The following general formula (I):
(NPR ¹ ₂ ) _n ... (I)
[Wherein, each R ¹ independently represents a halogen element or a monovalent substituent , provided that four or more of all R ¹ are fluorine ; n represents 3 to 4] Cyclic phosphazene compounds and the following general formula (II):

[Wherein, R ² is independently a halogen element, an alkoxy group or an aryloxy group, and at least one of the two R ² is an alkoxy group or an aryloxy group] A nonaqueous electrolytic solution comprising a nonaqueous solvent containing a fluorophosphate ester compound and a supporting salt. 2. The nonaqueous electrolytic solution according to claim 1, wherein in the general formula (II), one of two R ² is fluorine and the other is an alkoxy group or an aryloxy group. 2. The nonaqueous electrolytic solution according to claim 1, wherein, in the general formula (I), R ¹ is each independently any one of fluorine, an alkoxy group, and an aryloxy group.   The volume ratio of the cyclic phosphazene compound represented by the general formula (I) and the fluorophosphate compound represented by the general formula (II) is in the range of 30/70 to 70/30. The nonaqueous electrolytic solution according to claim 1. The nonaqueous electrolytic solution according to claim 1 , wherein the nonaqueous solvent further contains an aprotic organic solvent.
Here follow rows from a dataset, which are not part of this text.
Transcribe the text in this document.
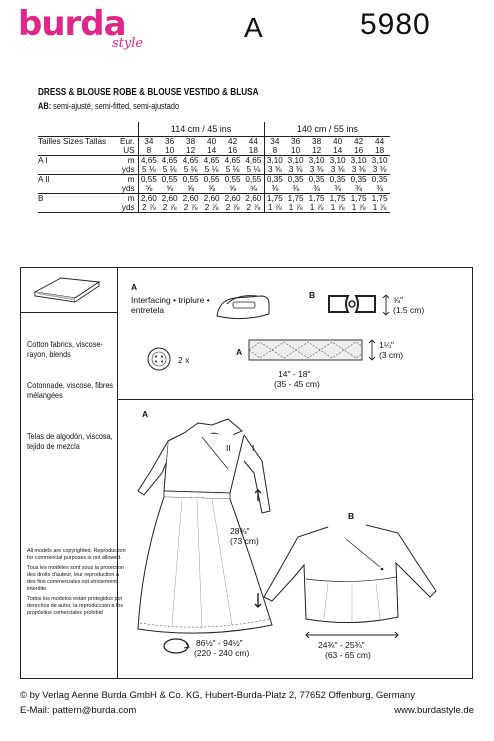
burda
style
A	5980
DRESS & BLOUSE ROBE & BLOUSE VESTIDO & BLUSA
AB: semi-ajusté, semi-fitted, semi-ajustado
		114 cm / 45 ins						140 cm / 55 ins					
Tailles Sizes Tallas	Eur.	34	36	38	40	42	44	34	36	38	40	42	44
	US	8	10	12	14	16	18	8	10	12	14	16	18
A I	m	4,65	4,65	4,65	4,65	4,65	4,65	3,10	3,10	3,10	3,10	3,10	3,10
	yds	5 ⅛	5 ⅛	5 ⅛	5 ⅛	5 ⅛	5 ⅛	3 ⅜	3 ⅜	3 ⅜	3 ⅜	3 ⅜	3 ⅜
A II	m	0,55	0,55	0,55	0,55	0,55	0,55	0,35	0,35	0,35	0,35	0,35	0,35
	yds	⅝	⅝	⅝	⅝	⅝	⅝	⅜	⅜	⅜	⅜	⅜	⅜
B	m	2,60	2,60	2,60	2,60	2,60	2,60	1,75	1,75	1,75	1,75	1,75	1,75
	yds	2 ⅞	2 ⅞	2 ⅞	2 ⅞	2 ⅞	2 ⅞	1 ⅞	1 ⅞	1 ⅞	1 ⅞	1 ⅞	1 ⅞
Cotton fabrics, viscose-rayon, blends
Cotonnade, viscose, fibres mélangées
Telas de algodón, viscosa, tejido de mezcla

All models are copyrighted. Reproduction for commercial purposes is not allowed.

Tous les modèles sont sous la protection des droits d'auteur, leur reproduction à des fins commerciales est strictement interdite.

Todos los modelos están protegidos por derechos de autor, la reproducción a los propósitos comerciales prohibid

A
Interfacing • triplure •
entretela
2 x
B	⅝"
(1.5 cm)
A
1¼"
(3 cm)
14" - 18"
(35 - 45 cm)
A
II	I
28¾"
(73 cm)
86½" - 94½"
(220 - 240 cm)
B
24¾" - 25¾"
(63 - 65 cm)
© by Verlag Aenne Burda GmbH & Co. KG, Hubert-Burda-Platz 2, 77652 Offenburg, Germany
E-Mail: pattern@burda.com	www.burdastyle.de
In the non-aqueous solvent, the total content of the cyclic phosphazene compound represented by the general formula (I) and the fluorophosphate compound represented by the general formula (II) is 15% by volume or more. The nonaqueous electrolytic solution according to any one of claims 1 to 5 . The total content of the cyclic phosphazene compound represented by the general formula (I) and the fluorophosphate ester compound represented by the general formula (II) in the non-aqueous solvent is 70% by volume or more. The nonaqueous electrolytic solution according to claim 6 . A nonaqueous electrolyte secondary battery comprising the nonaqueous electrolyte solution according to claim 1 , a positive electrode, and a negative electrode.